Model quality is given statistically, but there are important caveats. Data is used to train models and if the data is biased or incorrect then the data used for validation is also likely to be biased or incorrect. It will appear that the model has high accuracy, but in fact, it is simply a bad model. For example, Google trained AI to recognize faces, but because of a lack of Black people in the training data, the model misclassified faces with a dark skin tone.
The choice of algorithm can also have an impact on the final model because the combination of the algorithm and dataset determines the overall effectiveness of the model. The model effectiveness needs to be defined and is often determined by the problem being solved. For example, are false positives riskier than false negatives?
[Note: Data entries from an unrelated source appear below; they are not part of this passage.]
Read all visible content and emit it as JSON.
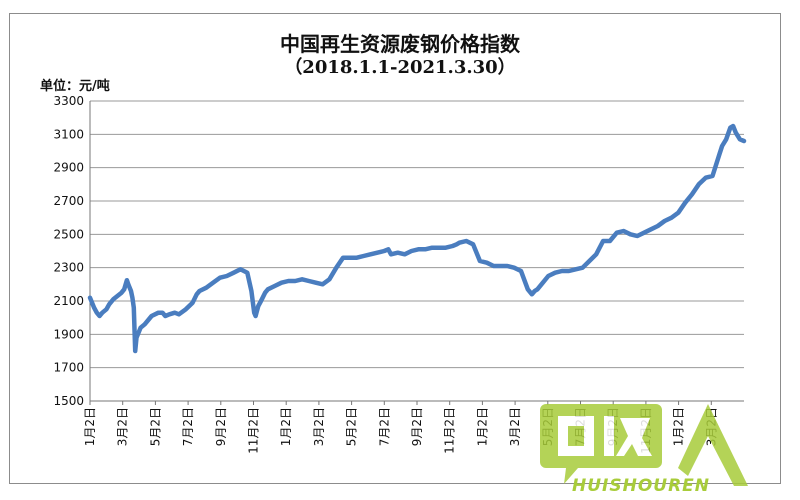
{
  "chart_data": {
    "type": "line",
    "title": "中国再生资源废钢价格指数",
    "subtitle": "（2018.1.1-2021.3.30）",
    "unit_label": "单位：元/吨",
    "ylim": [
      1500,
      3300
    ],
    "yticks": [
      1500,
      1700,
      1900,
      2100,
      2300,
      2500,
      2700,
      2900,
      3100,
      3300
    ],
    "xticks": [
      "1月2日",
      "3月2日",
      "5月2日",
      "7月2日",
      "9月2日",
      "11月2日",
      "1月2日",
      "3月2日",
      "5月2日",
      "7月2日",
      "9月2日",
      "11月2日",
      "1月2日",
      "3月2日",
      "5月2日",
      "7月2日",
      "9月2日",
      "11月2日",
      "1月2日",
      "3月2日"
    ],
    "grid": "horizontal",
    "line_color": "#4a7dbf",
    "series": [
      {
        "x": [
          0,
          3,
          5,
          7,
          9,
          12,
          14,
          17,
          20,
          23,
          25,
          27,
          28,
          30,
          31,
          32,
          33,
          34,
          35,
          37,
          40,
          45,
          50,
          53,
          55,
          58,
          62,
          65,
          70,
          75,
          78,
          80,
          85,
          90,
          95,
          100,
          105,
          110,
          115,
          118,
          120,
          121,
          122,
          123,
          125,
          128,
          130,
          135,
          140,
          145,
          150,
          155,
          160,
          165,
          170,
          175,
          180,
          185,
          190,
          195,
          200,
          205,
          210,
          215,
          218,
          220,
          225,
          230,
          235,
          240,
          245,
          250,
          255,
          260,
          265,
          268,
          270,
          275,
          280,
          285,
          290,
          295,
          300,
          305,
          310,
          315,
          320,
          323,
          325,
          327,
          330,
          335,
          340,
          345,
          350,
          355,
          360,
          365,
          370,
          375,
          380,
          385,
          390,
          395,
          400,
          405,
          410,
          415,
          420,
          425,
          430,
          435,
          440,
          445,
          450,
          455,
          460,
          462,
          465,
          468,
          470,
          472,
          475,
          478
        ],
        "y": [
          2120,
          2060,
          2030,
          2010,
          2030,
          2050,
          2080,
          2110,
          2130,
          2150,
          2170,
          2225,
          2200,
          2160,
          2120,
          2060,
          1800,
          1880,
          1900,
          1940,
          1960,
          2010,
          2030,
          2030,
          2010,
          2020,
          2030,
          2020,
          2050,
          2090,
          2140,
          2160,
          2180,
          2210,
          2240,
          2250,
          2270,
          2290,
          2270,
          2160,
          2030,
          2010,
          2040,
          2070,
          2100,
          2150,
          2170,
          2190,
          2210,
          2220,
          2220,
          2230,
          2220,
          2210,
          2200,
          2230,
          2300,
          2360,
          2360,
          2360,
          2370,
          2380,
          2390,
          2400,
          2410,
          2380,
          2390,
          2380,
          2400,
          2410,
          2410,
          2420,
          2420,
          2420,
          2430,
          2440,
          2450,
          2460,
          2440,
          2340,
          2330,
          2310,
          2310,
          2310,
          2300,
          2280,
          2170,
          2140,
          2160,
          2170,
          2200,
          2250,
          2270,
          2280,
          2280,
          2290,
          2300,
          2340,
          2380,
          2460,
          2460,
          2510,
          2520,
          2500,
          2490,
          2510,
          2530,
          2550,
          2580,
          2600,
          2630,
          2690,
          2740,
          2800,
          2840,
          2850,
          2980,
          3030,
          3070,
          3140,
          3150,
          3110,
          3070,
          3060
        ]
      }
    ]
  },
  "watermark": {
    "text": "HUISHOUREN",
    "color": "#a8cc3a"
  }
}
Unlike traditional computer programs in which an experienced software developer can read the code, AI models do not reveal anything about their behavior. AI models are simply a set of numbers and it is impossible to determine the behavior of the AI model from these numbers. AI models behave statistically, and their predictions are a matter of probability. If their probability “profile” has been changed, it is difficult to determine its accuracy.
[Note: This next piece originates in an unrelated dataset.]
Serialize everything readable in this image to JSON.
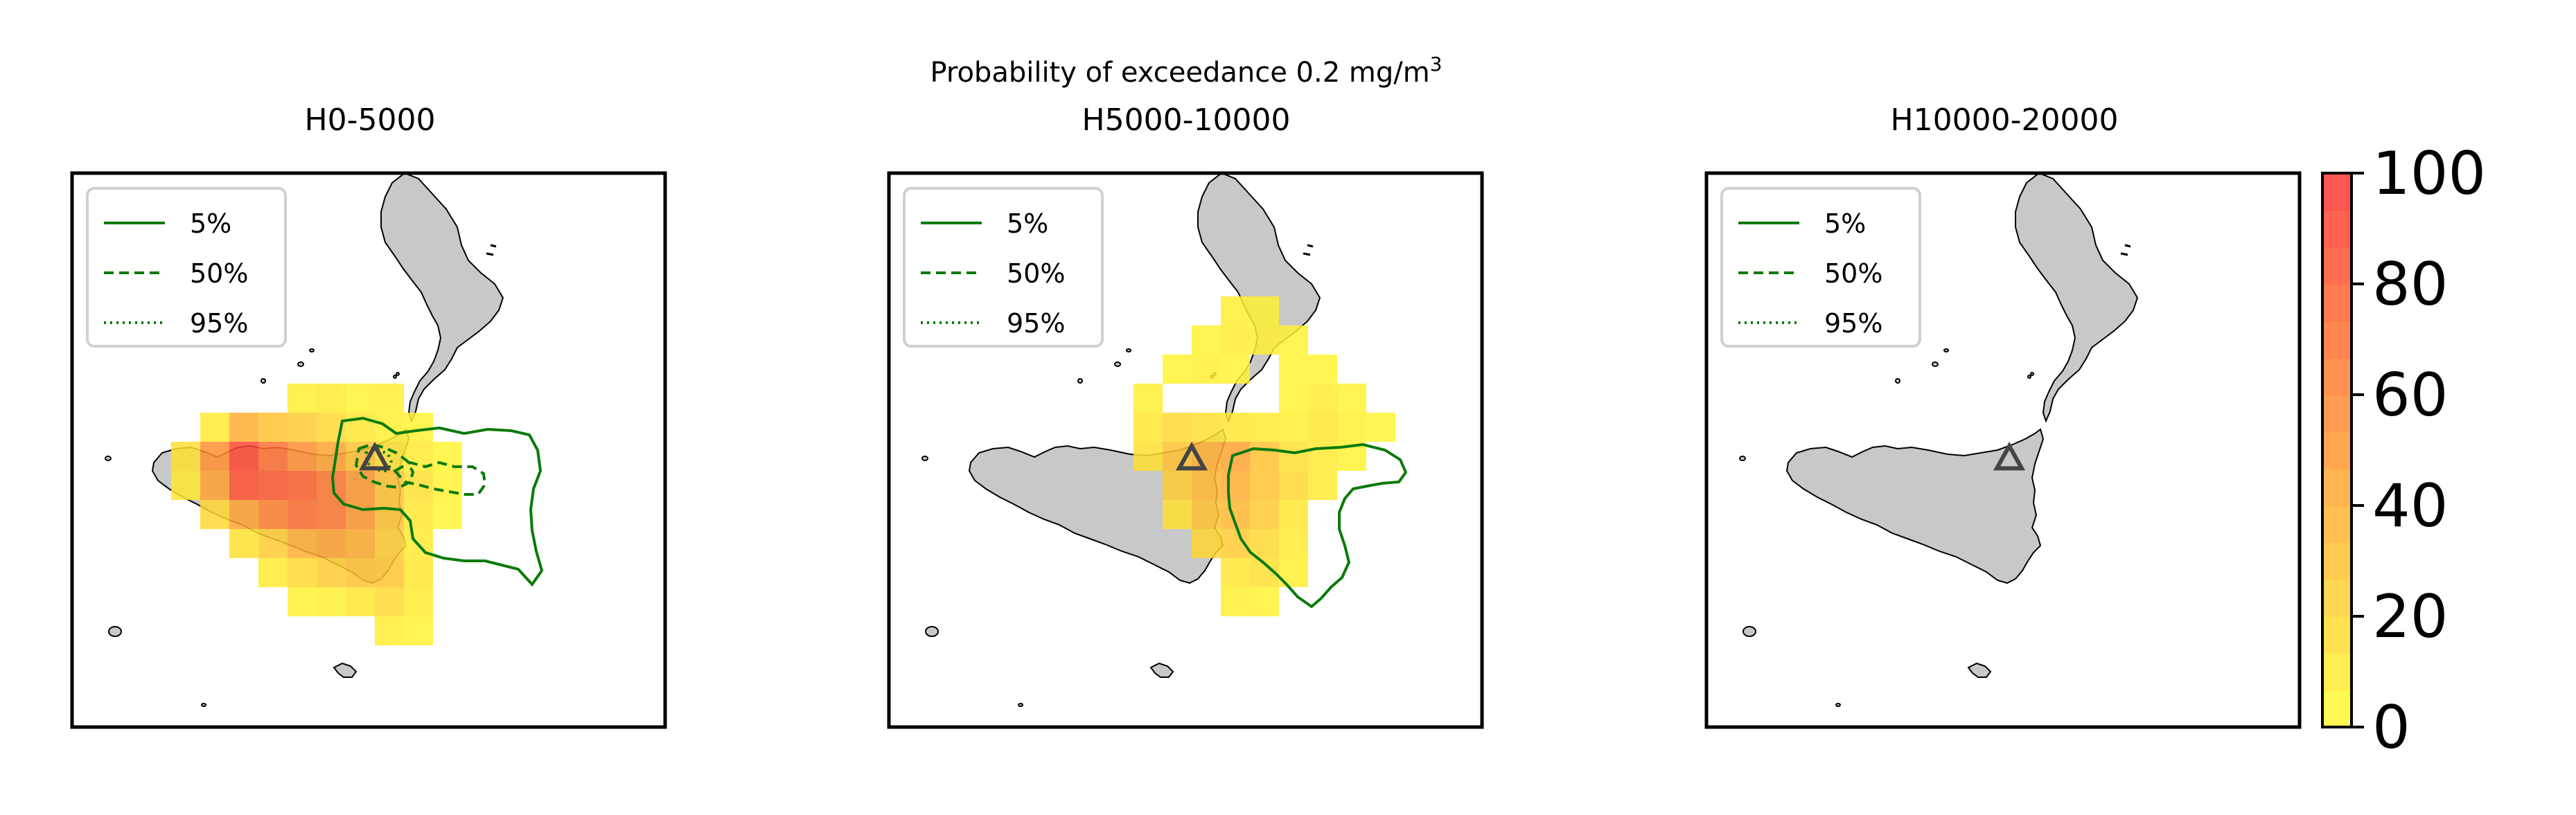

All AI models give predictions associated with a probability. If an AI model classifies a photo of a dog as a dog, that isn’t a definitive statement — it is simply that there is an X percent probability that the photo is of a dog. Testing an AI model can only be done statistically. For example, taking a large number of photos and seeing how often the model successfully predicts that the image is that of a dog.
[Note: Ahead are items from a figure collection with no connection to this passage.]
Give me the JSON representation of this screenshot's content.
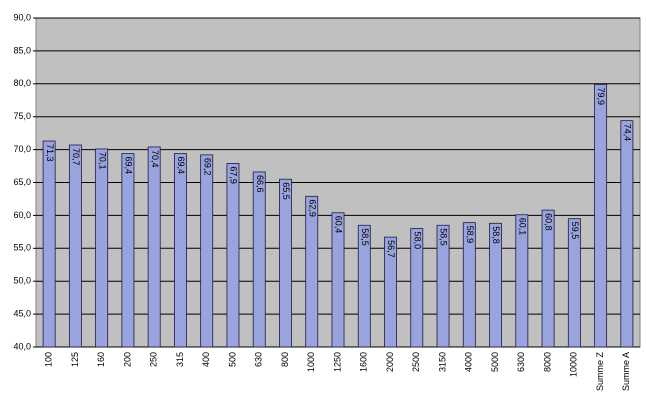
{
  "chart_data": {
    "type": "bar",
    "categories": [
      "100",
      "125",
      "160",
      "200",
      "250",
      "315",
      "400",
      "500",
      "630",
      "800",
      "1000",
      "1250",
      "1600",
      "2000",
      "2500",
      "3150",
      "4000",
      "5000",
      "6300",
      "8000",
      "10000",
      "Summe Z",
      "Summe A"
    ],
    "values": [
      71.3,
      70.7,
      70.1,
      69.4,
      70.4,
      69.4,
      69.2,
      67.9,
      66.6,
      65.5,
      62.9,
      60.4,
      58.5,
      56.7,
      58.0,
      58.5,
      58.9,
      58.8,
      60.1,
      60.8,
      59.5,
      79.9,
      74.4
    ],
    "value_labels": [
      "71,3",
      "70,7",
      "70,1",
      "69,4",
      "70,4",
      "69,4",
      "69,2",
      "67,9",
      "66,6",
      "65,5",
      "62,9",
      "60,4",
      "58,5",
      "56,7",
      "58,0",
      "58,5",
      "58,9",
      "58,8",
      "60,1",
      "60,8",
      "59,5",
      "79,9",
      "74,4"
    ],
    "color": "#99a3dd",
    "ylim": [
      40,
      90
    ],
    "yticks": [
      {
        "value": 40,
        "label": "40,0"
      },
      {
        "value": 45,
        "label": "45,0"
      },
      {
        "value": 50,
        "label": "50,0"
      },
      {
        "value": 55,
        "label": "55,0"
      },
      {
        "value": 60,
        "label": "60,0"
      },
      {
        "value": 65,
        "label": "65,0"
      },
      {
        "value": 70,
        "label": "70,0"
      },
      {
        "value": 75,
        "label": "75,0"
      },
      {
        "value": 80,
        "label": "80,0"
      },
      {
        "value": 85,
        "label": "85,0"
      },
      {
        "value": 90,
        "label": "90,0"
      }
    ],
    "grid": true
  }
}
Understanding the purpose for which the model was created plays an important part in determining the quality of a model. A model can only be used in a very limited set of circumstances, and it can only predict based on the data it has been exposed to. A model trained to recognize dogs and cats can’t detect squirrels, but it will then also misclassify squirrels as dogs or cats. A model trained to detect tumors in the prostate gland cannot be used to detect tumors in a lung.
A model is trained for a specific purpose, so if a class of data is passed to the model that was not trained on that particular class, the model will try to match that class to the classes on which it has been trained. Suppose a model has been trained to detect dogs and cats, but someone passes a photo of a squirrel. The model will try to classify it as a dog or a cat because it has not been trained to know what a squirrel is.
Models may be trained using “pre-trained” models, or using another model as a base for training a new model. Take our model that was trained on dogs and cats for example — it can be “extended” to recognize squirrels. If a pre-trained model is used, then it is important that the quality of the pre-trained model is understood.
One last check to make would be on the model’s recency. An AI model may become less accurate with time. Suppose an AI is designed to create exciting headlines for news articles — over time the model may become less effective due to ever changing trends and news cycles. Likewise, a model used to predict the optimal insurance premium for a customer may change as their demographic, environment, or habits change.